Communautés et communautarismes
A partir d’un article de Samuel Tomei
Le communautarisme a toujours hanté la République :
les uns le désignent comme une poussée de fièvre identitaire, marginale, passagère et sans danger ; d’autres, par contre, y voient un risque d’éclatement de la société, et s’empressent d’appeler la laïcité à leur secours.
Il me semble important de commencer par définir communauté et communautarisme :
Des individus pourvus de caractéristiques communes - religion, origine ethnique, langue, comportement sexuel...- se regroupent. En s’associant, ils forment une communauté . Il en existe de multiples, à vocation très diverses, opposées parfois.
A quel moment peut-on parler de communautarisme ?
Dès lors que la communauté revendique des droits dérogatoires au droit commun et qu’elle limite, au nom de sa propre norme, l’autonomie des membres qui la composent.
Ces revendications font voler en éclats le principe de liberté et d’égalité devant la loi.
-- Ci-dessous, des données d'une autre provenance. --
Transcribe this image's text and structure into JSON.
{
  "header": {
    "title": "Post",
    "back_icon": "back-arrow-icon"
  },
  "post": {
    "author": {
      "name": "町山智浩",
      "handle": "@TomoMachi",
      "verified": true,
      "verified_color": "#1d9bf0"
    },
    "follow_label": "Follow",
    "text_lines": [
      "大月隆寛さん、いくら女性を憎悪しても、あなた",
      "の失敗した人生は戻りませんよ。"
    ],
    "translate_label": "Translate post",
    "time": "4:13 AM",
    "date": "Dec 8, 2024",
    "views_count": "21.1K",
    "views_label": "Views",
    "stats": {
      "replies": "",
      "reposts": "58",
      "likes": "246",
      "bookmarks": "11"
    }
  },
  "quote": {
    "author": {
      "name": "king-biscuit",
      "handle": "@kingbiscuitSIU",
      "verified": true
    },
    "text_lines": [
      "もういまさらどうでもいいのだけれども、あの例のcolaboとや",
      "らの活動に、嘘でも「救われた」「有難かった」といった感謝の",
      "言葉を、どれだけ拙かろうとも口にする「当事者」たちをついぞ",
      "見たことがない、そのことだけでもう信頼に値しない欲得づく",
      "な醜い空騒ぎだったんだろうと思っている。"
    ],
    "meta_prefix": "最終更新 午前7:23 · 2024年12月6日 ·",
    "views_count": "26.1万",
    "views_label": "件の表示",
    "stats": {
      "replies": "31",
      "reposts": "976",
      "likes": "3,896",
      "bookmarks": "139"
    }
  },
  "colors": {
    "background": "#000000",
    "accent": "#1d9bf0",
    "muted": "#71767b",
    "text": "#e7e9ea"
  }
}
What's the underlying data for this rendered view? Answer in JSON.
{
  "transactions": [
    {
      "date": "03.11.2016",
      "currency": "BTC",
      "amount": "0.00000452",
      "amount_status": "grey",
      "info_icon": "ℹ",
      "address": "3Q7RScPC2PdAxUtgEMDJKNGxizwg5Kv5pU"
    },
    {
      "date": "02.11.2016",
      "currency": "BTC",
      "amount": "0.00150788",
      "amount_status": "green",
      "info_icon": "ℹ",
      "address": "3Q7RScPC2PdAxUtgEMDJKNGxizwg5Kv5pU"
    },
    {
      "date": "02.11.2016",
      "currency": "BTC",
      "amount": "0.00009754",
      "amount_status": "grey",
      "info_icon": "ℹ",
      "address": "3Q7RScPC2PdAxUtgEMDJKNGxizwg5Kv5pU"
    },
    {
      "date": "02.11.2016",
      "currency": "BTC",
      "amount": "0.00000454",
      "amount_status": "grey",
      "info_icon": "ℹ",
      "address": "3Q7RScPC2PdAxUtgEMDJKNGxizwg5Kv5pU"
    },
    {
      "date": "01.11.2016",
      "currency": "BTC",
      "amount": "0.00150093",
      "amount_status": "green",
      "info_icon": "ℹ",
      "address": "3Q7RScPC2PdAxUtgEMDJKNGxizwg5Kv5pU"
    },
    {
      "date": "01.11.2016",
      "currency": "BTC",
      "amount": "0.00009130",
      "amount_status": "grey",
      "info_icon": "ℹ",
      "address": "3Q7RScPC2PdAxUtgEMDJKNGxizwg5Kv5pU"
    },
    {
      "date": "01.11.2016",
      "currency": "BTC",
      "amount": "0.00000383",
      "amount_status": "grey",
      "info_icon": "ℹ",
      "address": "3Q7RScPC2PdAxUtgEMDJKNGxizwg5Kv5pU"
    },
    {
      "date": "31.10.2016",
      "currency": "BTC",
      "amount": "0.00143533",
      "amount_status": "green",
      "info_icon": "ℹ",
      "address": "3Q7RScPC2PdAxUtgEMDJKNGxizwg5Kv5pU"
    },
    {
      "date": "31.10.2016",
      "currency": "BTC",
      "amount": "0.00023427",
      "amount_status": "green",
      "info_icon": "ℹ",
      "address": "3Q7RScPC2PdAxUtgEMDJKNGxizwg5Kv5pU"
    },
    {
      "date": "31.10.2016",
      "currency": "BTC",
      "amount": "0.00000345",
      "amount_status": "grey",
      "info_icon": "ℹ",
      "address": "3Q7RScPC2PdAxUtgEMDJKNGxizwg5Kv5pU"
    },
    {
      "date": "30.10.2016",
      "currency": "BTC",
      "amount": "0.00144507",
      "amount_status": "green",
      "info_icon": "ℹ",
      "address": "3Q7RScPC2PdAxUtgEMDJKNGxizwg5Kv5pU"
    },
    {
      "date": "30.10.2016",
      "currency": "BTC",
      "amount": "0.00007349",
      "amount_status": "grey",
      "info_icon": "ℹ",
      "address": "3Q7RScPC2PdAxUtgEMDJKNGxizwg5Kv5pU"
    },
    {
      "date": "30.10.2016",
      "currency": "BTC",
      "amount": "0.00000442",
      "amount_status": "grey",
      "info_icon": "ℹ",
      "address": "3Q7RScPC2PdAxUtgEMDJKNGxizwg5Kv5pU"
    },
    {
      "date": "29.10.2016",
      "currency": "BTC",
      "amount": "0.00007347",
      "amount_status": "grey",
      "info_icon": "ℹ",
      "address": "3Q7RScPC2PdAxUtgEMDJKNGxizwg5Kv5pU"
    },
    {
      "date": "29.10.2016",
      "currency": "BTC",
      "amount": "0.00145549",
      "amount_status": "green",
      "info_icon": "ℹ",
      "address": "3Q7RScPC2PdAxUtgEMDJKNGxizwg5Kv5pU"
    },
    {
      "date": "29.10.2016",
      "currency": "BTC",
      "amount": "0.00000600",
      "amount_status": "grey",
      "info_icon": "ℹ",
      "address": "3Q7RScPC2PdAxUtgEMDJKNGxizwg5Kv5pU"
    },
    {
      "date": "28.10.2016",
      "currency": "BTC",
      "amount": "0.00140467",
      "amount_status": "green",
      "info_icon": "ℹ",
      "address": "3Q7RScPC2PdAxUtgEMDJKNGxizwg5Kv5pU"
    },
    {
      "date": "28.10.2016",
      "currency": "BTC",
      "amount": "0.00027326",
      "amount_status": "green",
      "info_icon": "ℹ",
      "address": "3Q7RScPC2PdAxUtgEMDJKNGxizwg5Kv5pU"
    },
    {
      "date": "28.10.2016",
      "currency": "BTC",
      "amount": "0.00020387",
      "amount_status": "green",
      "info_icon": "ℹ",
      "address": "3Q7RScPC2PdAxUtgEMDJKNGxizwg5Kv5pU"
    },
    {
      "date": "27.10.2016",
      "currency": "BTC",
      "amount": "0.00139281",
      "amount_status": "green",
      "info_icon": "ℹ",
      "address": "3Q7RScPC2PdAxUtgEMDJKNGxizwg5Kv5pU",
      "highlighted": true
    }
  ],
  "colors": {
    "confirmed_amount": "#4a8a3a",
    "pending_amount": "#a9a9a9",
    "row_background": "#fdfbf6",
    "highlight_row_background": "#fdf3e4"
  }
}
Par ailleurs, en s’opposant aux principes républicains fondés sur l’individu et l’universalité, une telle communauté ne se reconnaît plus dans la norme nationale.
Précisons les mots :
Individualisme : théorie qui voit dans l’individu la suprême valeur dans le domaine politique, économique, moral (Robert).
"La personne humaine est le fond même et le cœur de la société : la liberté fondamentale de toute société, c’est la liberté de la personne humaine". C’est Ferdinand Buisson qui parle ainsi.
Universalité : caractère de ce qui concerne la totalité des hommes, de ce qui s’étend à tout le globe.
Le communautarisme prône une appartenance particulière et exige que sa différence soit créatrice de droits spécifiques. Du règne du droit commun, il entend passer au règne des droits particuliers, à la volonté de captation de morceaux de souveraineté, par certains groupes ( religieux, sexuels ou autres...). Ce que nous appelons le domaine privé investit le domaine public.
Au nom de la tolérance, certaines communautés réclament :
De pouvoir porter le voile en classe ou derrière le guichet d’un établissement public, de bénéficier de repas particuliers, de ne pas assister à certains cours, d’être soignées exclusivement par des femmes, d’exclure tous les hommes de la piscine à certaines heures ...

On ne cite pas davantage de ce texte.